The public report is just the latest step in a mobile privacy crackdown by Harris. She announced in October that companies have been notified if their mobile applications do not comply with California privacy laws. Harris then sued Delta Airlines Inc. in December. "Losing your personal privacy should not be the cost of using mobile apps, but all too often it is, said said at the time. California law is clear that mobile apps collecting personal information need privacy policies, and that the users of those apps deserve to know what is being done with their personal information."
Missing from Harris' arsenal is directory of smartphone and tablet applications that sufficiently protect the privacy of users. Representatives from her office were not available to comment Friday.
Mobile application privacy is also being discussed on the federal level. The Department of Commerce's National Telecommunications & Information Administration has a hearing planned in Washington, D.C., on Jan 17, while the Federal Trade Commission issued a report about privacy in mobile applications for children in December.

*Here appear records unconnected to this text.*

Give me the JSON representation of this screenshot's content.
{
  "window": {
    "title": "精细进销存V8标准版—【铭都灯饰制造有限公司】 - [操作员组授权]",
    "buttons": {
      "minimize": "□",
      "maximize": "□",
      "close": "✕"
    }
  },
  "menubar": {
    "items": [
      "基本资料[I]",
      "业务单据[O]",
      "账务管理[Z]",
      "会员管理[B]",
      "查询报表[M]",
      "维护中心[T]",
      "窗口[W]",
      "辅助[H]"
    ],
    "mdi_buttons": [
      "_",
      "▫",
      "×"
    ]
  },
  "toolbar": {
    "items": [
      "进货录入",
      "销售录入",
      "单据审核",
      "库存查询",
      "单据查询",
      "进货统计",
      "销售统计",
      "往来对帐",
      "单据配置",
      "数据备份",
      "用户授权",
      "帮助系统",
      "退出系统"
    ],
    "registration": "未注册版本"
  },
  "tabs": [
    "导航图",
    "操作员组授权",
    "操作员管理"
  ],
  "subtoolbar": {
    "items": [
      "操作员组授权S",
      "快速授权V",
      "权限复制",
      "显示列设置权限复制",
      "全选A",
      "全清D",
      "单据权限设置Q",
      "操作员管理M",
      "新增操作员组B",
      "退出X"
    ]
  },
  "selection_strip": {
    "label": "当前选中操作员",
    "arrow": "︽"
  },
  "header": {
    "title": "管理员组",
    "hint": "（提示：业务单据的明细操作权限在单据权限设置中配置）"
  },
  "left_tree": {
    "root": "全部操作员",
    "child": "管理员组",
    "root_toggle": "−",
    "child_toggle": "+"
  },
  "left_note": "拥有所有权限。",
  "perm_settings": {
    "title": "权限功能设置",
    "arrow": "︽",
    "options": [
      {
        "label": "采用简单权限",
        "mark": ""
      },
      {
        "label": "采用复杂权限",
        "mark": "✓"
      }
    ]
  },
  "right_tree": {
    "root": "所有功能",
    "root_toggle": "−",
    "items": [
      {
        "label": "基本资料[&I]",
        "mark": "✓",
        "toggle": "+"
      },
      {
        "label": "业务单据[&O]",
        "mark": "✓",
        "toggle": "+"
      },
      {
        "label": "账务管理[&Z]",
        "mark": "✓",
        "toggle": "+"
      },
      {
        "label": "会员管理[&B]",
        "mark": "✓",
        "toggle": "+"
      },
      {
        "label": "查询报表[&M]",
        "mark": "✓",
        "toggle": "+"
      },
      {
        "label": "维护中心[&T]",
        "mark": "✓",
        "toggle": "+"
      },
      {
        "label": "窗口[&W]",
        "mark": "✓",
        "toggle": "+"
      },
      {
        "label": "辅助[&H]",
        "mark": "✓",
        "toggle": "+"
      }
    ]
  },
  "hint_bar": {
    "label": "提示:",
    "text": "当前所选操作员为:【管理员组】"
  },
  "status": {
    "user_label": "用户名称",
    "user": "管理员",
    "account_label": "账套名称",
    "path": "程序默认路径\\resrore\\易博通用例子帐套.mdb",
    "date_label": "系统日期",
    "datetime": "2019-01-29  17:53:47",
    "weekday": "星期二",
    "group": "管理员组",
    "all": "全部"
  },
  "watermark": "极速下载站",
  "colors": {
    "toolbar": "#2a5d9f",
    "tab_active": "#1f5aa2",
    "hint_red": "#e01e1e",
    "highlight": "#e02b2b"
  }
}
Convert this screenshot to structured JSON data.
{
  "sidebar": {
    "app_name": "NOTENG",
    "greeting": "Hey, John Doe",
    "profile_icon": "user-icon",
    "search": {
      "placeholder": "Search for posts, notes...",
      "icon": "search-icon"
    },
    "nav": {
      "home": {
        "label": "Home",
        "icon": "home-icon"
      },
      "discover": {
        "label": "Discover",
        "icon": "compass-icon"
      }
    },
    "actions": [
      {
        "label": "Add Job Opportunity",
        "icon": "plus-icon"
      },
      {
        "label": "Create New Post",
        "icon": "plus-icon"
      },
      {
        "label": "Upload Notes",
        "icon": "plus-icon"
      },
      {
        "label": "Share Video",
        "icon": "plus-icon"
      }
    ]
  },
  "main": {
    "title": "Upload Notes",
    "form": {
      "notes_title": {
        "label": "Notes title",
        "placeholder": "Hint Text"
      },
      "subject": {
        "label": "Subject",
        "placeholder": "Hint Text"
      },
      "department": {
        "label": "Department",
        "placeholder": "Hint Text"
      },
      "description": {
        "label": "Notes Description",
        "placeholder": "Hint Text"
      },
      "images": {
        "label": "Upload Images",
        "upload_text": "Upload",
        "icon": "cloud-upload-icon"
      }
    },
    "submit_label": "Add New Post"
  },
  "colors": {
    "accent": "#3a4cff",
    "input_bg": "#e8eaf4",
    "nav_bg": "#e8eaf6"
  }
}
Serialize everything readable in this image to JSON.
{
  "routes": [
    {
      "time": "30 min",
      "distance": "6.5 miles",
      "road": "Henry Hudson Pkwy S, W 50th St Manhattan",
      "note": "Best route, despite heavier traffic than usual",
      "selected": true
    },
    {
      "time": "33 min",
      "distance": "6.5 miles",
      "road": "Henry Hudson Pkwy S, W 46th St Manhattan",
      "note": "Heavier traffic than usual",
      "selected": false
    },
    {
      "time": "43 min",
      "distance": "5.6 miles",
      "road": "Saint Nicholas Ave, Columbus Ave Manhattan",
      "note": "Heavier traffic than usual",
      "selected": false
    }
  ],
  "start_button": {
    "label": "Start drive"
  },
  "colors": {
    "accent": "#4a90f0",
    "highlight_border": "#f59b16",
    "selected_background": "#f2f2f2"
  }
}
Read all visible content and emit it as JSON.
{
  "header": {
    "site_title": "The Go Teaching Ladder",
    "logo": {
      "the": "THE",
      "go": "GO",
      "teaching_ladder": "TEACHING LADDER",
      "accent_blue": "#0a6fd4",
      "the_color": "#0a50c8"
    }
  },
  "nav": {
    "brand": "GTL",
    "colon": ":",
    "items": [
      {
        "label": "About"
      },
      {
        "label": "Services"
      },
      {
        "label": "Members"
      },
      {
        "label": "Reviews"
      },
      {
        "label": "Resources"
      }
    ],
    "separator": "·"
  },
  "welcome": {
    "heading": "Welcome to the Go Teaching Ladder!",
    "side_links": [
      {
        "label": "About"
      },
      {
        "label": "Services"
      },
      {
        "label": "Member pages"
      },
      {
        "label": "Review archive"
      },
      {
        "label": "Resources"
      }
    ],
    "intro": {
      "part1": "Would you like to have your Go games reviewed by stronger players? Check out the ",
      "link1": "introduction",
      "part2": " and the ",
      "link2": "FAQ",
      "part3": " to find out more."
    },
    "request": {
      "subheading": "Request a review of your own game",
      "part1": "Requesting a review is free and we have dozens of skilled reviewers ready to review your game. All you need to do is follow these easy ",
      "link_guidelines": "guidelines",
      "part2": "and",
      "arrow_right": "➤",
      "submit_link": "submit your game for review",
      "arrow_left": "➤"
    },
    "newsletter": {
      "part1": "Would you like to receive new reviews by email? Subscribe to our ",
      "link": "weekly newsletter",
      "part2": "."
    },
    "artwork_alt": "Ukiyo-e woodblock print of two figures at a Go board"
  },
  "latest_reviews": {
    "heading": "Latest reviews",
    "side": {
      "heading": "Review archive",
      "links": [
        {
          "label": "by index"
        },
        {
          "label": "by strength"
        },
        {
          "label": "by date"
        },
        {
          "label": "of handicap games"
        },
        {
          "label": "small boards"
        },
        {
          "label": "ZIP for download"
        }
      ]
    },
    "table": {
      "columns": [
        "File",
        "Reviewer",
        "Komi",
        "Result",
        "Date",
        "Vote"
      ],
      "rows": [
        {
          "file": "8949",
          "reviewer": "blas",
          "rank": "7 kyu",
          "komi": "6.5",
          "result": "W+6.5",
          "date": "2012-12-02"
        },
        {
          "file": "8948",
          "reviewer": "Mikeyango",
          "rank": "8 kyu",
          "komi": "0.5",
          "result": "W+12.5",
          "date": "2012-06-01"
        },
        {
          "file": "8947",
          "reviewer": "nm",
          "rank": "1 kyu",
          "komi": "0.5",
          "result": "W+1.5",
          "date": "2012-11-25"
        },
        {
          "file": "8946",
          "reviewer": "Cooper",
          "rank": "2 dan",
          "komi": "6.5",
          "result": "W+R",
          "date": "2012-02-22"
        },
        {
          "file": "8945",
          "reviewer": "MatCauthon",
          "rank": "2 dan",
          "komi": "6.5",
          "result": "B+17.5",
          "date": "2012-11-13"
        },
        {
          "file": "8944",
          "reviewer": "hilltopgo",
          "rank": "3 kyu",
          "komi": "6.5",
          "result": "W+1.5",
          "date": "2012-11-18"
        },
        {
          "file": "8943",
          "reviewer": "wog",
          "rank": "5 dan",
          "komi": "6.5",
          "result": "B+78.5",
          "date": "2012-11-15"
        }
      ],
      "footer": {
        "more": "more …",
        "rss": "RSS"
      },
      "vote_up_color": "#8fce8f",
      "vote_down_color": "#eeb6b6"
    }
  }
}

A website called WhatApp? made by the Stanford Law School Center for Internet and Society launched in 2010 to let users post and check an application's privacy and security status, but the site is no longer working. The website indicates that "WhatApp? has been taken down and we're currently working on an even better version." Stanford is currently transitioning the project to Charles Belle, executive director of the privacy and technology project at the University of California - Hastings. Belle said he team is evaluating the future of WhatApp? and is not yet ready to say how or when it will re-launch.
Separately, a company called MobileScope is developing a website that tells users what personal information their devices and applications are receiving and sharing, while Security vendor BitDefender has an iPhone app called Clueful for the same purpose.